2. В качестве ближайшей цели поступка нами всегда мыслится и желается будущее действительное состояние реальных сущностей, которое может быть произведено или прямо и исключительно нашею деятельностью или при посредстве и соучастии других причин, – будь это будущее состояние состоянием нас самих или же состоянием других людей и окружающего мира. Даже в тех случаях, когда цель моего хотения ограничена пределами меня самого, – как это бывает при попытках вспомнить забытый факт, разрешить научную задачу или при намерении быть впредь осторожнее, – объектом, на который направлено мое хотение, все же является реальный результат, действительно наступающее в будущем состояние моего «я», которое, по моему убеждению, может быть произведено мною при помощи определенных действий (как внутреннее поведение эти действия, ради краткости, могут быть подведены под понятие поступка в широком смысле).
Только надежда произвести этот результат дает толчок моей деятельности; интерес ко всякому волевому действию в широком смысле обусловливается осуществлением цели и наступающим вследствие этого реальным изменением.

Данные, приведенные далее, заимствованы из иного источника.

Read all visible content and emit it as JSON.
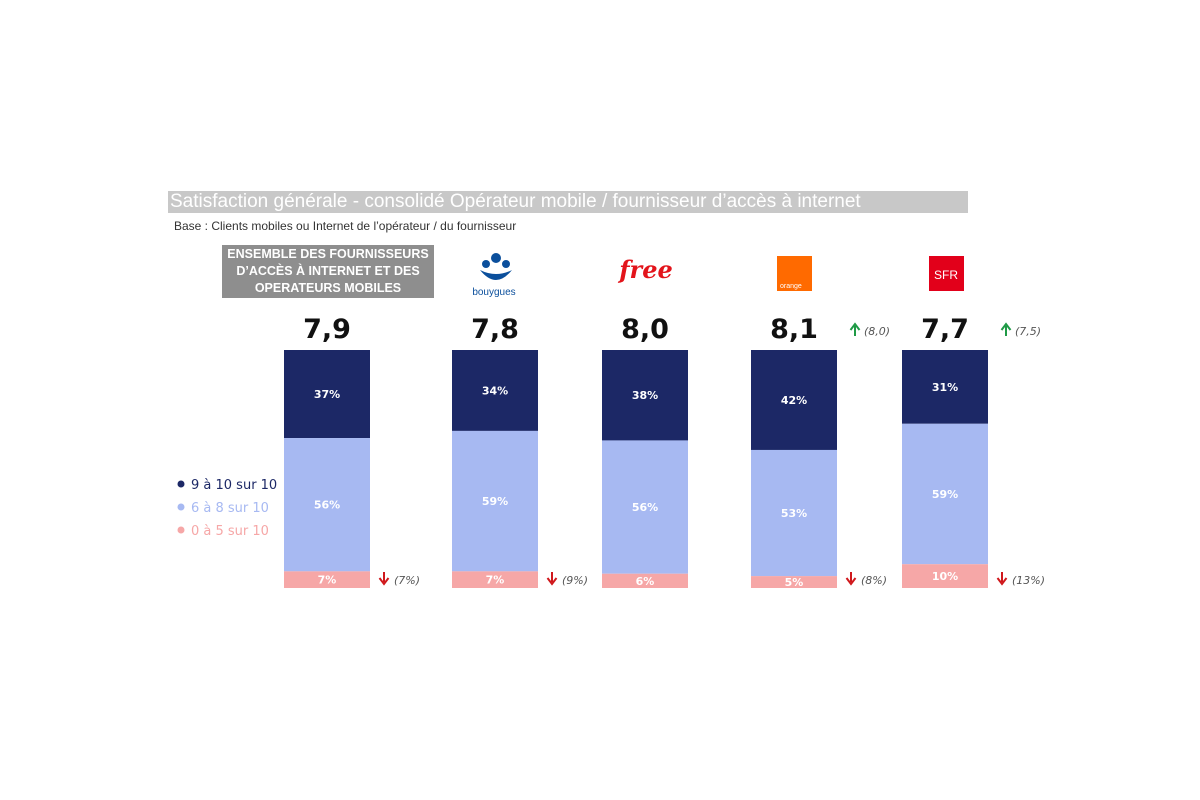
{
  "title": "Satisfaction générale - consolidé Opérateur mobile / fournisseur d’accès à internet",
  "base": "Base : Clients mobiles ou Internet de l’opérateur / du fournisseur",
  "group_label": [
    "ENSEMBLE DES FOURNISSEURS",
    "D’ACCÈS À INTERNET ET DES",
    "OPERATEURS MOBILES"
  ],
  "logos": {
    "bouygues": "bouygues",
    "free": "free",
    "orange": "orange",
    "sfr": "SFR"
  },
  "colors": {
    "top": "#1c2866",
    "mid": "#a7b9f2",
    "low": "#f6a7a7",
    "up_arrow": "#1f9a46",
    "down_arrow": "#d0181c",
    "orange_brand": "#ff6a00",
    "sfr_brand": "#e2001a",
    "free_brand": "#e3141b",
    "bouygues_brand": "#0b4f9c"
  },
  "chart_data": {
    "type": "bar",
    "stacked": true,
    "normalized": true,
    "categories": [
      "Ensemble",
      "Bouygues",
      "Free",
      "Orange",
      "SFR"
    ],
    "scores": [
      "7,9",
      "7,8",
      "8,0",
      "8,1",
      "7,7"
    ],
    "score_comparisons": [
      {
        "text": "",
        "direction": ""
      },
      {
        "text": "",
        "direction": ""
      },
      {
        "text": "",
        "direction": ""
      },
      {
        "text": "(8,0)",
        "direction": "up"
      },
      {
        "text": "(7,5)",
        "direction": "up"
      }
    ],
    "series": [
      {
        "name": "9 à 10 sur 10",
        "values": [
          37,
          34,
          38,
          42,
          31
        ],
        "labels": [
          "37%",
          "34%",
          "38%",
          "42%",
          "31%"
        ]
      },
      {
        "name": "6 à 8 sur 10",
        "values": [
          56,
          59,
          56,
          53,
          59
        ],
        "labels": [
          "56%",
          "59%",
          "56%",
          "53%",
          "59%"
        ]
      },
      {
        "name": "0 à 5 sur 10",
        "values": [
          7,
          7,
          6,
          5,
          10
        ],
        "labels": [
          "7%",
          "7%",
          "6%",
          "5%",
          "10%"
        ]
      }
    ],
    "low_comparisons": [
      {
        "text": "(7%)",
        "direction": "down"
      },
      {
        "text": "(9%)",
        "direction": "down"
      },
      {
        "text": "",
        "direction": ""
      },
      {
        "text": "(8%)",
        "direction": "down"
      },
      {
        "text": "(13%)",
        "direction": "down"
      }
    ],
    "legend": "left-middle"
  }
}
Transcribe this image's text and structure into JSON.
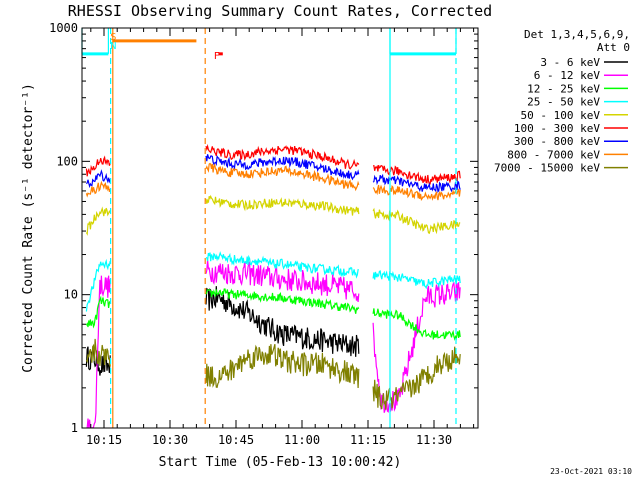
{
  "chart_data": {
    "type": "line",
    "title": "RHESSI Observing Summary Count Rates, Corrected",
    "xlabel": "Start Time (05-Feb-13 10:00:42)",
    "ylabel": "Corrected Count Rate (s⁻¹ detector⁻¹)",
    "ylog": true,
    "ylim": [
      1,
      1000
    ],
    "xlim_minutes": [
      10.0,
      100.0
    ],
    "y_tick_labels": [
      "1",
      "10",
      "100",
      "1000"
    ],
    "x_ticks": [
      {
        "minute": 15,
        "label": "10:15"
      },
      {
        "minute": 30,
        "label": "10:30"
      },
      {
        "minute": 45,
        "label": "10:45"
      },
      {
        "minute": 60,
        "label": "11:00"
      },
      {
        "minute": 75,
        "label": "11:15"
      },
      {
        "minute": 90,
        "label": "11:30"
      }
    ],
    "legend_header": [
      "Det 1,3,4,5,6,9,",
      "Att 0"
    ],
    "legend_position": "right",
    "gaps_minutes": [
      [
        16.5,
        38.0
      ],
      [
        73.0,
        76.0
      ]
    ],
    "series": [
      {
        "name": "3 - 6 keV",
        "color": "#000000",
        "points": [
          [
            11,
            3.4
          ],
          [
            13,
            3.3
          ],
          [
            14,
            3.0
          ],
          [
            16,
            2.9
          ],
          [
            38,
            9.0
          ],
          [
            41,
            9.5
          ],
          [
            44,
            8.5
          ],
          [
            47,
            7.5
          ],
          [
            50,
            6.5
          ],
          [
            53,
            5.5
          ],
          [
            56,
            5.0
          ],
          [
            60,
            4.8
          ],
          [
            65,
            4.5
          ],
          [
            70,
            4.2
          ],
          [
            75,
            4.0
          ]
        ]
      },
      {
        "name": "6 - 12 keV",
        "color": "#ff00ff",
        "points": [
          [
            11,
            1.0
          ],
          [
            13,
            1.0
          ],
          [
            14,
            12.0
          ],
          [
            16,
            11.5
          ],
          [
            38,
            15.0
          ],
          [
            41,
            15.0
          ],
          [
            44,
            14.5
          ],
          [
            47,
            14.5
          ],
          [
            50,
            14.0
          ],
          [
            53,
            13.5
          ],
          [
            56,
            13.0
          ],
          [
            60,
            12.5
          ],
          [
            65,
            12.0
          ],
          [
            70,
            11.0
          ],
          [
            75,
            10.5
          ],
          [
            78,
            1.6
          ],
          [
            82,
            1.6
          ],
          [
            88,
            9.5
          ],
          [
            91,
            10.0
          ],
          [
            94,
            10.0
          ],
          [
            96,
            10.5
          ]
        ]
      },
      {
        "name": "12 - 25 keV",
        "color": "#00ff00",
        "points": [
          [
            11,
            6.0
          ],
          [
            13,
            6.2
          ],
          [
            14,
            9.0
          ],
          [
            16,
            8.5
          ],
          [
            38,
            10.0
          ],
          [
            41,
            10.5
          ],
          [
            44,
            10.0
          ],
          [
            47,
            10.0
          ],
          [
            50,
            9.8
          ],
          [
            53,
            9.6
          ],
          [
            56,
            9.4
          ],
          [
            60,
            9.0
          ],
          [
            65,
            8.5
          ],
          [
            70,
            8.0
          ],
          [
            75,
            7.5
          ],
          [
            78,
            7.2
          ],
          [
            82,
            7.0
          ],
          [
            88,
            5.0
          ],
          [
            91,
            5.0
          ],
          [
            94,
            5.0
          ],
          [
            96,
            5.0
          ]
        ]
      },
      {
        "name": "25 - 50 keV",
        "color": "#00ffff",
        "points": [
          [
            11,
            8.0
          ],
          [
            13,
            13.0
          ],
          [
            14,
            17.0
          ],
          [
            16,
            17.0
          ],
          [
            38,
            19.0
          ],
          [
            41,
            19.5
          ],
          [
            44,
            18.5
          ],
          [
            47,
            18.0
          ],
          [
            50,
            18.0
          ],
          [
            53,
            17.0
          ],
          [
            56,
            17.0
          ],
          [
            60,
            16.0
          ],
          [
            65,
            15.5
          ],
          [
            70,
            15.0
          ],
          [
            75,
            14.0
          ],
          [
            78,
            14.0
          ],
          [
            82,
            13.5
          ],
          [
            88,
            12.0
          ],
          [
            91,
            12.5
          ],
          [
            94,
            13.0
          ],
          [
            96,
            13.0
          ]
        ]
      },
      {
        "name": "50 - 100 keV",
        "color": "#d4d400",
        "points": [
          [
            11,
            30.0
          ],
          [
            13,
            38.0
          ],
          [
            14,
            43.0
          ],
          [
            16,
            41.0
          ],
          [
            38,
            52.0
          ],
          [
            41,
            50.0
          ],
          [
            44,
            48.0
          ],
          [
            47,
            47.0
          ],
          [
            50,
            48.0
          ],
          [
            53,
            49.0
          ],
          [
            56,
            49.0
          ],
          [
            60,
            48.0
          ],
          [
            65,
            46.0
          ],
          [
            70,
            43.0
          ],
          [
            75,
            41.0
          ],
          [
            78,
            40.0
          ],
          [
            82,
            39.0
          ],
          [
            88,
            31.0
          ],
          [
            91,
            32.0
          ],
          [
            94,
            33.0
          ],
          [
            96,
            34.0
          ]
        ]
      },
      {
        "name": "100 - 300 keV",
        "color": "#ff0000",
        "points": [
          [
            11,
            83.0
          ],
          [
            13,
            90.0
          ],
          [
            14,
            105.0
          ],
          [
            16,
            96.0
          ],
          [
            38,
            125.0
          ],
          [
            41,
            117.0
          ],
          [
            44,
            112.0
          ],
          [
            47,
            112.0
          ],
          [
            50,
            117.0
          ],
          [
            53,
            121.0
          ],
          [
            56,
            124.0
          ],
          [
            60,
            118.0
          ],
          [
            65,
            107.0
          ],
          [
            70,
            95.0
          ],
          [
            75,
            90.0
          ],
          [
            78,
            86.0
          ],
          [
            82,
            84.0
          ],
          [
            88,
            73.0
          ],
          [
            91,
            74.0
          ],
          [
            94,
            76.0
          ],
          [
            96,
            78.0
          ]
        ]
      },
      {
        "name": "300 - 800 keV",
        "color": "#0000ff",
        "points": [
          [
            11,
            67.0
          ],
          [
            13,
            72.0
          ],
          [
            14,
            80.0
          ],
          [
            16,
            74.0
          ],
          [
            38,
            108.0
          ],
          [
            41,
            100.0
          ],
          [
            44,
            96.0
          ],
          [
            47,
            94.0
          ],
          [
            50,
            97.0
          ],
          [
            53,
            100.0
          ],
          [
            56,
            102.0
          ],
          [
            60,
            97.0
          ],
          [
            65,
            88.0
          ],
          [
            70,
            80.0
          ],
          [
            75,
            76.0
          ],
          [
            78,
            73.0
          ],
          [
            82,
            71.0
          ],
          [
            88,
            63.0
          ],
          [
            91,
            64.0
          ],
          [
            94,
            65.0
          ],
          [
            96,
            66.0
          ]
        ]
      },
      {
        "name": "800 - 7000 keV",
        "color": "#ff8000",
        "points": [
          [
            11,
            58.0
          ],
          [
            13,
            61.0
          ],
          [
            14,
            66.0
          ],
          [
            16,
            63.0
          ],
          [
            38,
            92.0
          ],
          [
            41,
            86.0
          ],
          [
            44,
            82.0
          ],
          [
            47,
            80.0
          ],
          [
            50,
            82.0
          ],
          [
            53,
            84.0
          ],
          [
            56,
            85.0
          ],
          [
            60,
            81.0
          ],
          [
            65,
            74.0
          ],
          [
            70,
            67.0
          ],
          [
            75,
            63.0
          ],
          [
            78,
            61.0
          ],
          [
            82,
            60.0
          ],
          [
            88,
            55.0
          ],
          [
            91,
            55.0
          ],
          [
            94,
            56.0
          ],
          [
            96,
            57.0
          ]
        ]
      },
      {
        "name": "7000 - 15000 keV",
        "color": "#808000",
        "points": [
          [
            11,
            3.0
          ],
          [
            13,
            3.8
          ],
          [
            14,
            3.5
          ],
          [
            16,
            3.5
          ],
          [
            38,
            2.5
          ],
          [
            41,
            2.4
          ],
          [
            44,
            2.7
          ],
          [
            47,
            3.3
          ],
          [
            50,
            3.5
          ],
          [
            53,
            3.6
          ],
          [
            56,
            3.2
          ],
          [
            60,
            3.0
          ],
          [
            65,
            3.0
          ],
          [
            70,
            2.6
          ],
          [
            75,
            2.2
          ],
          [
            78,
            1.6
          ],
          [
            82,
            1.7
          ],
          [
            88,
            2.4
          ],
          [
            91,
            3.0
          ],
          [
            94,
            3.3
          ],
          [
            96,
            3.5
          ]
        ]
      }
    ],
    "annotations": [
      {
        "label": "S",
        "minute": 16.0,
        "color": "#ff8000"
      },
      {
        "label": "N",
        "minute": 16.0,
        "color": "#00ffff"
      },
      {
        "label": "F",
        "minute": 39.5,
        "color": "#ff0000"
      }
    ],
    "flags": [
      {
        "name": "SAA",
        "start": 17.0,
        "end": 36.0,
        "level": 800,
        "color": "#ff8000"
      },
      {
        "name": "flare",
        "start": 41.0,
        "end": 42.0,
        "level": 640,
        "color": "#ff0000"
      },
      {
        "name": "night",
        "start": 10.0,
        "end": 16.0,
        "level": 640,
        "color": "#00ffff"
      },
      {
        "name": "night",
        "start": 80.0,
        "end": 95.0,
        "level": 640,
        "color": "#00ffff"
      }
    ],
    "vlines": [
      {
        "minute": 16.5,
        "color": "#00ffff",
        "style": "dashed"
      },
      {
        "minute": 17.0,
        "color": "#ff8000",
        "style": "solid"
      },
      {
        "minute": 38.0,
        "color": "#ff8000",
        "style": "dashed"
      },
      {
        "minute": 80.0,
        "color": "#00ffff",
        "style": "solid"
      },
      {
        "minute": 95.0,
        "color": "#00ffff",
        "style": "dashed"
      }
    ]
  },
  "footer": {
    "timestamp": "23-Oct-2021 03:10"
  }
}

Внушить человеку, что результат должен быть ему безразличен, и что он должен успокоиться на сознании способности чистого хотения служить мотивом вообще, это значит сделать хотение невозможным. Конечно, критерием нравственной оценки поступка должно являться намерение, а не действительный результат, так как, помимо намерения, последний зависит ведь еще и от других условий; однако само это намерение является все же не простой игрой фантазии, а серьезным хотением достичь определенного результата. Правда, благодаря неверному учету средств и обстоятельств результат часто не соответствует намерению, но все же это – исключение из того нормального соотношения при хотении, на которое прежде всего должно направляться внимание теории. Кто не достигает своей цели, тот может, конечно, утешаться тем, что in magnis voluisse sat est или чем-либо подобным; кто, руководствуясь добрым намерением, причинил несчастье, тот вправе оправдываться своей доброй волей, хотя часто остается еще вопросом, вполне ли непричастной такому результату была неправильная оценка обстоятельств. Пусть в прискорбных случаях неудачи такая индивидуальная нравственная оценка отдельного поступка правильна. Все же на этом нельзя строить общего принципа для всякого хотения вообще, потому что таким образом уничтожалось бы всякое разумное побуждение к хотению. Этическое исследование не может принимать за исходный пункт несовершенство наших действий, обусловленное плохим расчетом: оно должно отправляться от того смысла, который изначально присущ хотению.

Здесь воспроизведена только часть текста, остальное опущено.